Schachter might get just that. He says he doesn't want to create a series from the bottom up, which would involve things like designing cars, securing venues and sponsors, and inking content deals. Instead he wants it to be much more casual, essentially hosting an autonomous track day. "I’ll just have an event and see who shows up," Schachter says. "This would let me leverage my rolodex rather than my engineering skill, which is... insufficient."

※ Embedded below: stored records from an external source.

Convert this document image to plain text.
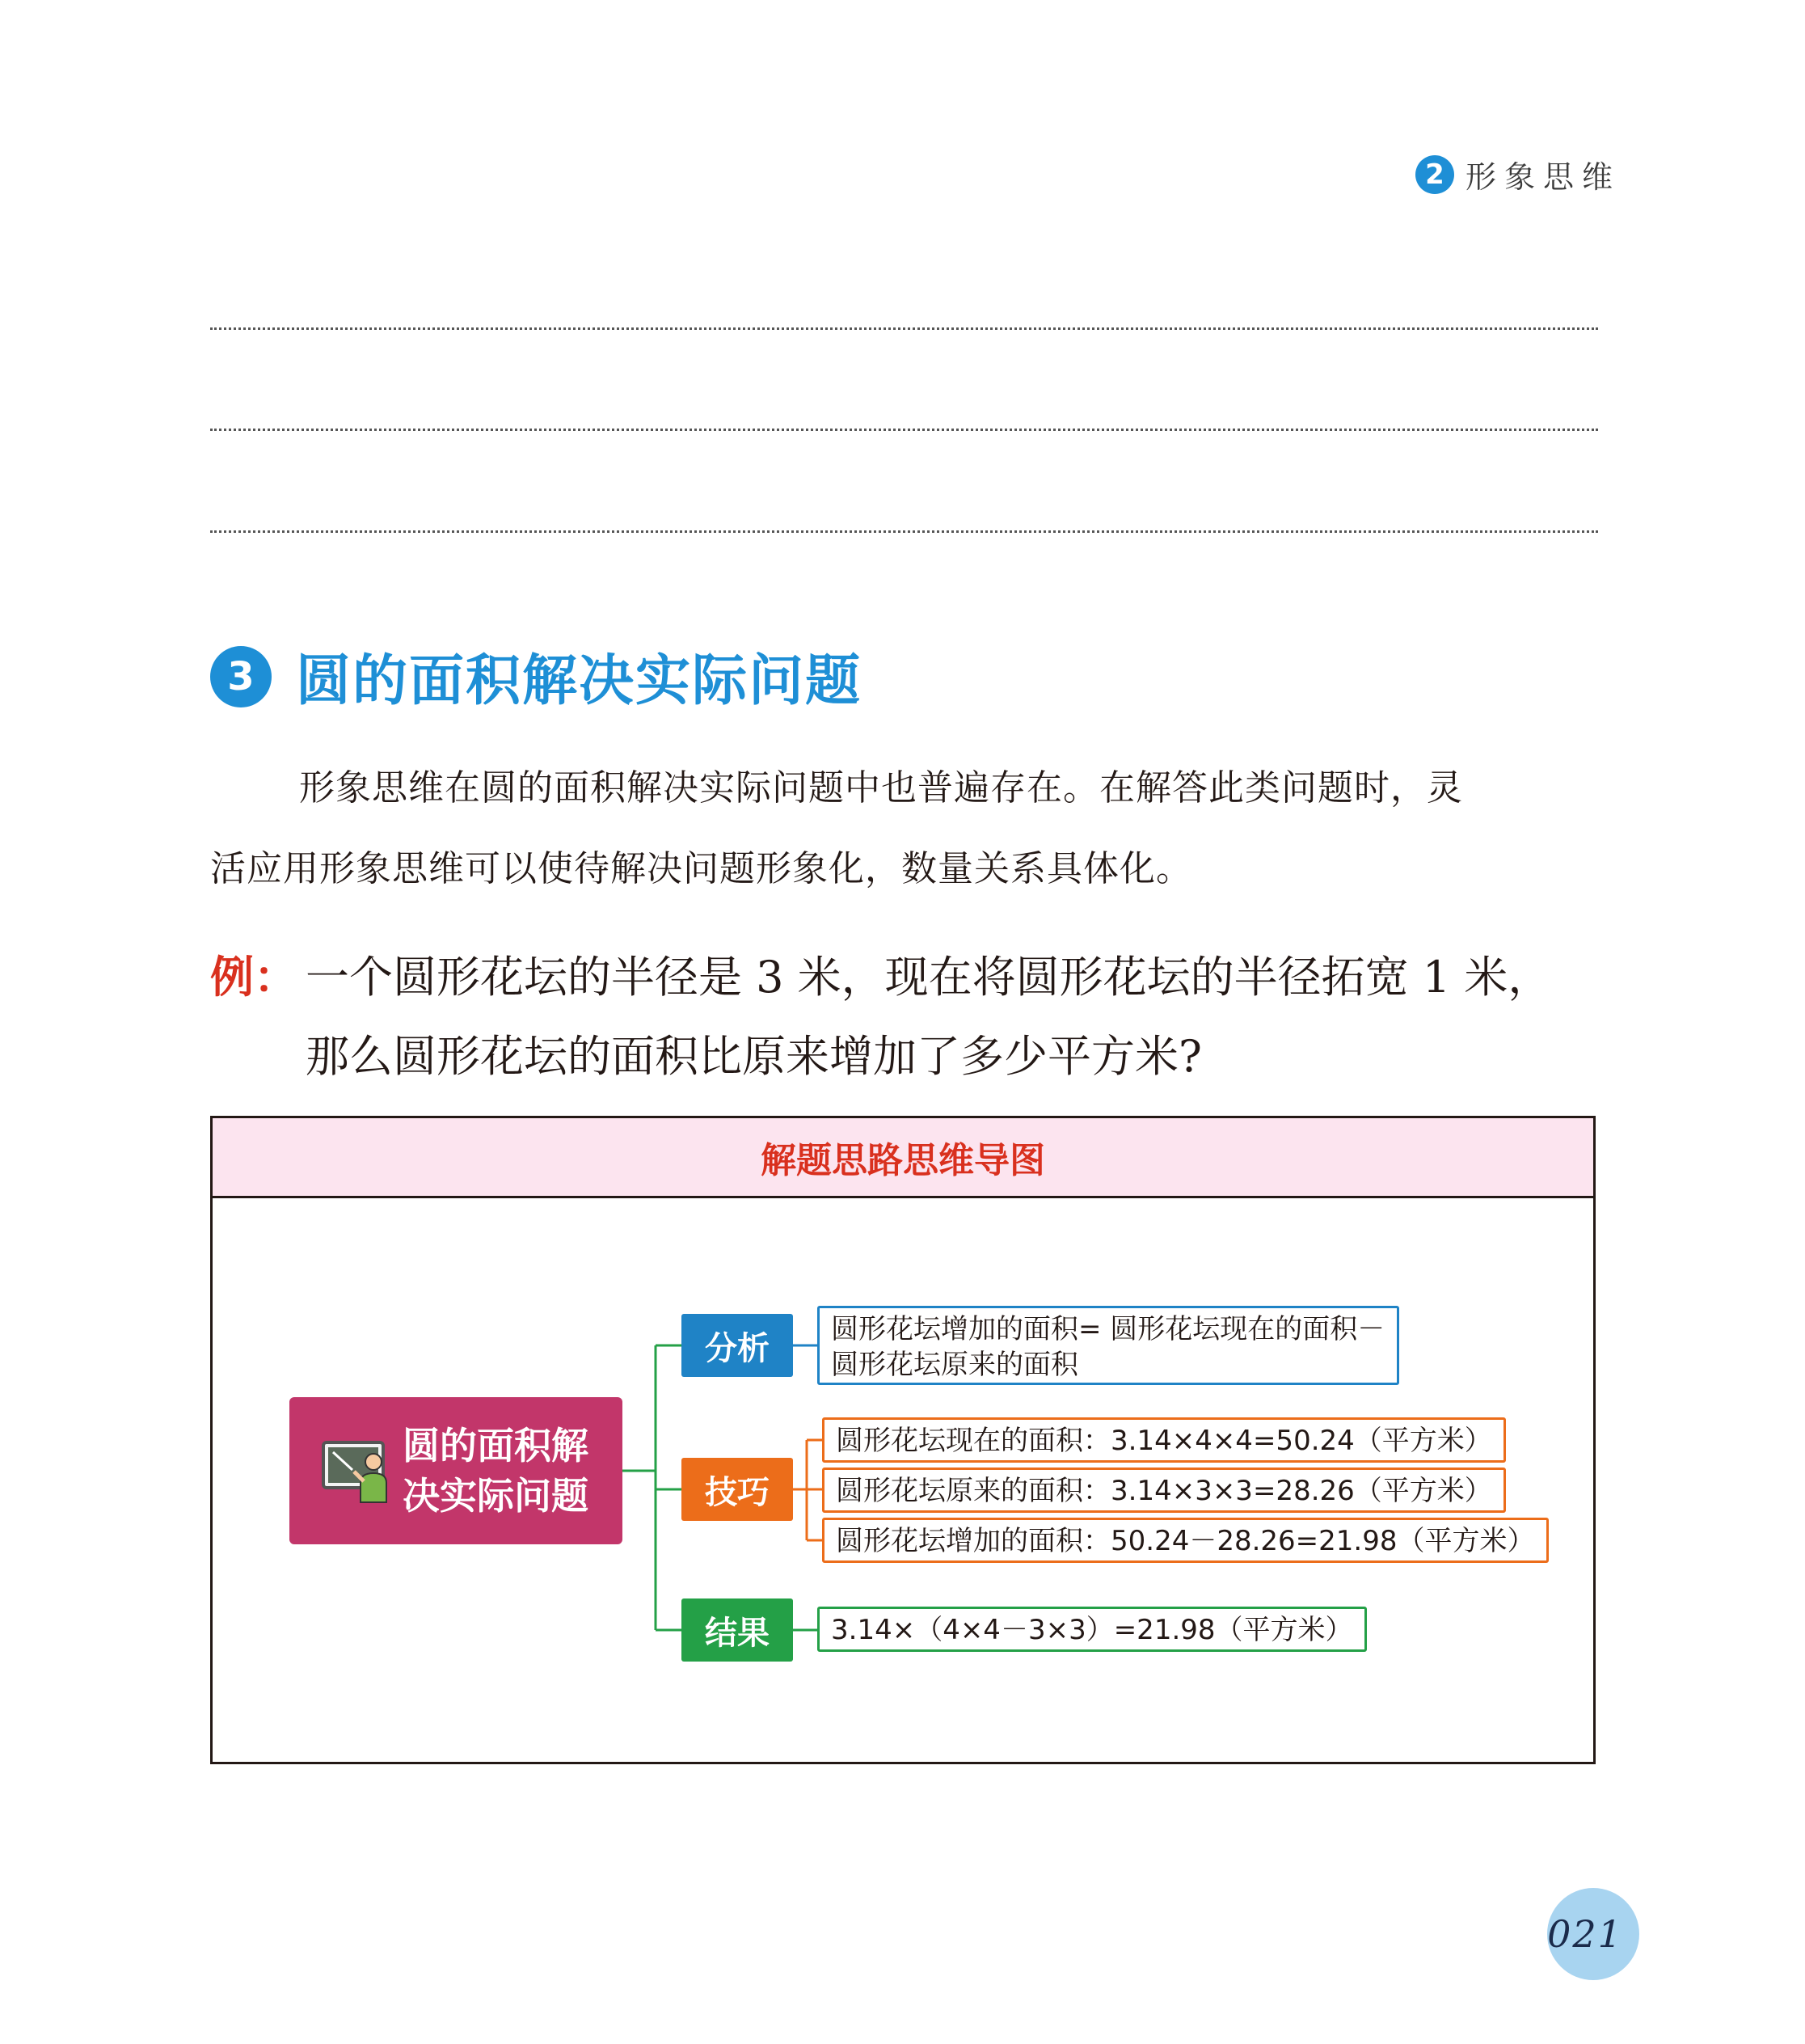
2 形象思维
3 圆的面积解决实际问题
形象思维在圆的面积解决实际问题中也普遍存在。在解答此类问题时，灵
活应用形象思维可以使待解决问题形象化，数量关系具体化。
例： 一个圆形花坛的半径是 3 米，现在将圆形花坛的半径拓宽 1 米，
那么圆形花坛的面积比原来增加了多少平方米?
解题思路思维导图
圆的面积解决实际问题
分析
技巧
结果
圆形花坛增加的面积= 圆形花坛现在的面积－
圆形花坛原来的面积
圆形花坛现在的面积：3.14×4×4=50.24（平方米）
圆形花坛原来的面积：3.14×3×3=28.26（平方米）
圆形花坛增加的面积：50.24－28.26=21.98（平方米）
3.14×（4×4－3×3）=21.98（平方米）
021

Those connections start with Thunderhill Raceway in northern California, a track that Schachter already rents out a few times a year. Schachter is holding the first two self-driving track days on May 28th and 29th on one of Thunderhill's two road courses, though he's paying for them out of pocket. ("Sponsors would be nice," he says, "but i’m not counting on that.") Subsequent events will be held at Thunderhill, too, and Schachter says he'll eventually add things like time trials and actual races into the mix.
Loading up the autonomous go-kart for a day of testing with @carlbass. Just a month till https://t.co/tK5uydbo8q pic.twitter.com/memTUxjU8Q
— Chris Anderson (@chr1sa) April 17, 2016
The idea has also drawn a fair amount of interest from both Silicon Valley and companies that are working on autonomous tech. Chris Anderson, the CEO of drone company 3D Robotics and former editor of Wired, is bringing a self-driving go-kart that he's been working on. Renovo — which showed off a $529,000 electric car at CES in 2015 and also worked on a self-drifting DeLorean — is also scheduled to attend. And Comma.ai, the self-driving tech company started by the famed jailbreaker of the original iPhone, will be there as well.
In total, 11 different groups or companies are already signed up for the first weekend. And while Schachter says he never intends for this to be a spectator sport, it's easy to see how he could continue to draw interest from small companies that don't have the funds to rent (or build) their own testing facilities. And, as the case will be with Roborace, the participants are likely to learn things in the tough, fast track environment that they couldn't learn on their own.
Schachter puts it more bluntly: "we'll make shit in the garage and then do stuff with it."